Watermelon Cake

You’ve seen it on Facebook, you’ve salivated over it on instagram, and you’ve tried to copy how to do it on YouTube!A real watermelon cake is actually a lot easier to make than it looks. The problem can be how juicy watermelons are around this time of year. Actually, that’s not a true problem, unless you’re hoping to make a cake that will last longer than an hour or two! The key is to chill the entire watermelon before cutting it and decorating it, or else chilling the base “cake” before decorating it for a party. Here’s a guide to how it works:

1) Find a large, evenly round watermelon.

2) Either refrigerate the watermelon overnight or cut the “cake” and then refrigerate before decorating. Here’s how to cut:

With a serrated large knife, cut off the top and bottom of the watermelon. Afterward, stand the watermelon upright and cut off the rind one panel at a time. Once finished, go back and “clean” up the cuts, removing excess rinds and shaping the watermelon cake base into more of a cake appearance. If the remaining watermelon “cake” appears to be too big, cut an additional inch from each end of the cake. Find a platter large enough to support the cake’s weight and height and refrigerate overnight.

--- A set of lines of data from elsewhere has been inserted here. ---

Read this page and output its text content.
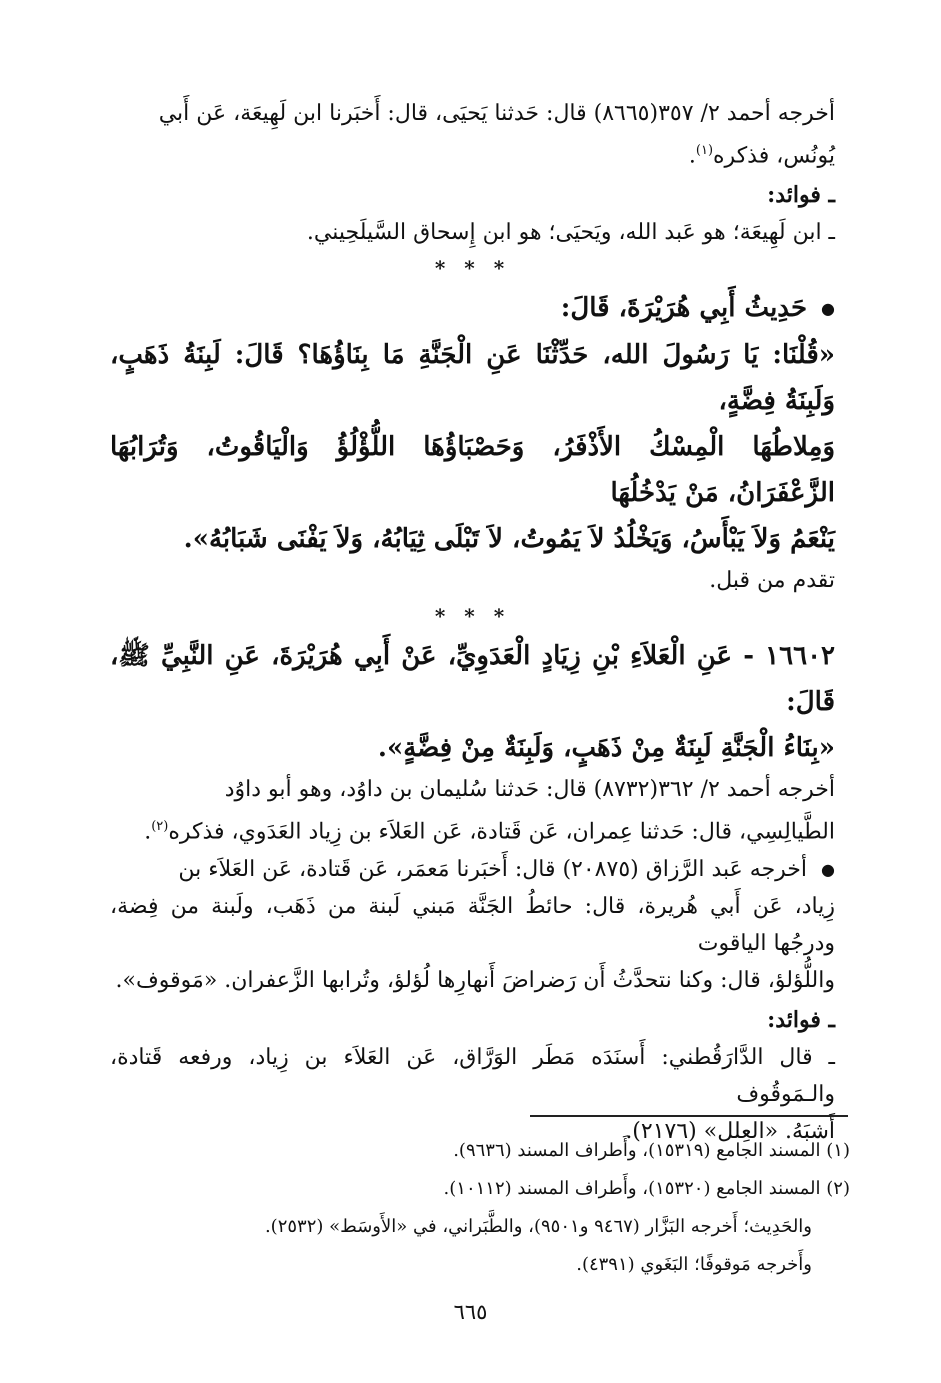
أخرجه أحمد ٢/ ٣٥٧(٨٦٦٥) قال: حَدثنا يَحيَى، قال: أَخبَرنا ابن لَهِيعَة، عَن أَبي
يُونُس، فذكره$^{(١)}$.

ـ فوائد:

ـ ابن لَهِيعَة؛ هو عَبد الله، ويَحيَى؛ هو ابن إِسحاق السَّيلَحِيني.

* * *

● حَدِيثُ أَبِي هُرَيْرَةَ، قَالَ:

«قُلْنَا: يَا رَسُولَ الله، حَدِّثْنَا عَنِ الْجَنَّةِ مَا بِنَاؤُهَا؟ قَالَ: لَبِنَةُ ذَهَبٍ، وَلَبِنَةُ فِضَّةٍ،
وَمِلاطُهَا الْمِسْكُ الأَذْفَرُ، وَحَصْبَاؤُهَا اللُّؤْلُؤُ وَالْيَاقُوتُ، وَتُرَابُهَا الزَّعْفَرَانُ، مَنْ يَدْخُلُهَا
يَنْعَمُ وَلاَ يَبْأَسُ، وَيَخْلُدُ لاَ يَمُوتُ، لاَ تَبْلَى ثِيَابُهُ، وَلاَ يَفْنَى شَبَابُهُ».

تقدم من قبل.

* * *

١٦٦٠٢ - عَنِ الْعَلاَءِ بْنِ زِيَادٍ الْعَدَوِيِّ، عَنْ أَبِي هُرَيْرَةَ، عَنِ النَّبِيِّ ﷺ، قَالَ:
«بِنَاءُ الْجَنَّةِ لَبِنَةٌ مِنْ ذَهَبٍ، وَلَبِنَةٌ مِنْ فِضَّةٍ».

أخرجه أحمد ٢/ ٣٦٢(٨٧٣٢) قال: حَدثنا سُليمان بن داوُد، وهو أبو داوُد
الطَّيالِسِي، قال: حَدثنا عِمران، عَن قَتادة، عَن العَلاَء بن زِياد العَدَوي، فذكره$^{(٢)}$.

● أخرجه عَبد الرَّزاق (٢٠٨٧٥) قال: أَخبَرنا مَعمَر، عَن قَتادة، عَن العَلاَء بن
زِياد، عَن أَبي هُريرة، قال: حائطُ الجَنَّة مَبني لَبنة من ذَهَب، ولَبنة من فِضة، ودرجُها الياقوت
واللُّؤلؤ، قال: وكنا نتحدَّثُ أَن رَضراضَ أَنهارِها لُؤلؤ، وتُرابها الزَّعفران. «مَوقوف».

ـ فوائد:

ـ قال الدَّارَقُطني: أَسنَدَه مَطَر الوَرَّاق، عَن العَلاَء بن زِياد، ورفعه قَتادة، والـمَوقُوف
أَشبَهُ. «العِلل» (٢١٧٦).

(١) المسند الجامع (١٥٣١٩)، وأَطراف المسند (٩٦٣٦).

(٢) المسند الجامع (١٥٣٢٠)، وأَطراف المسند (١٠١١٢).

والحَدِيث؛ أَخرجه البَزَّار (٩٤٦٧ و٩٥٠١)، والطَّبَراني، في «الأَوسَط» (٢٥٣٢).

وأَخرجه مَوقوفًا؛ البَغَوي (٤٣٩١).

٦٦٥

3) Decorate! We suggest using grapes, strawberries and either starfruit slices or melon (cantaloupe and/or honeydew) pieces shaped with cookie cutters and attaching them to the “cake” with toothpicks. Other decoration ideas:

-Cover the “cake” with cool whip and line blueberries, raspberries and strawberries in rows along the bottom of the cake in patterns.

-Scoop out an inch of watermelon from the top of the cake and use a paper towel to absorb the juices. Line the opening with decorative fruits, dollops of whipped cream and/or cherries.

4) Serving: Cut the completed cake as you would cut a regular cake with frosting. Cutting slices across the cake could affect the weight and cause decorations to slope and slide!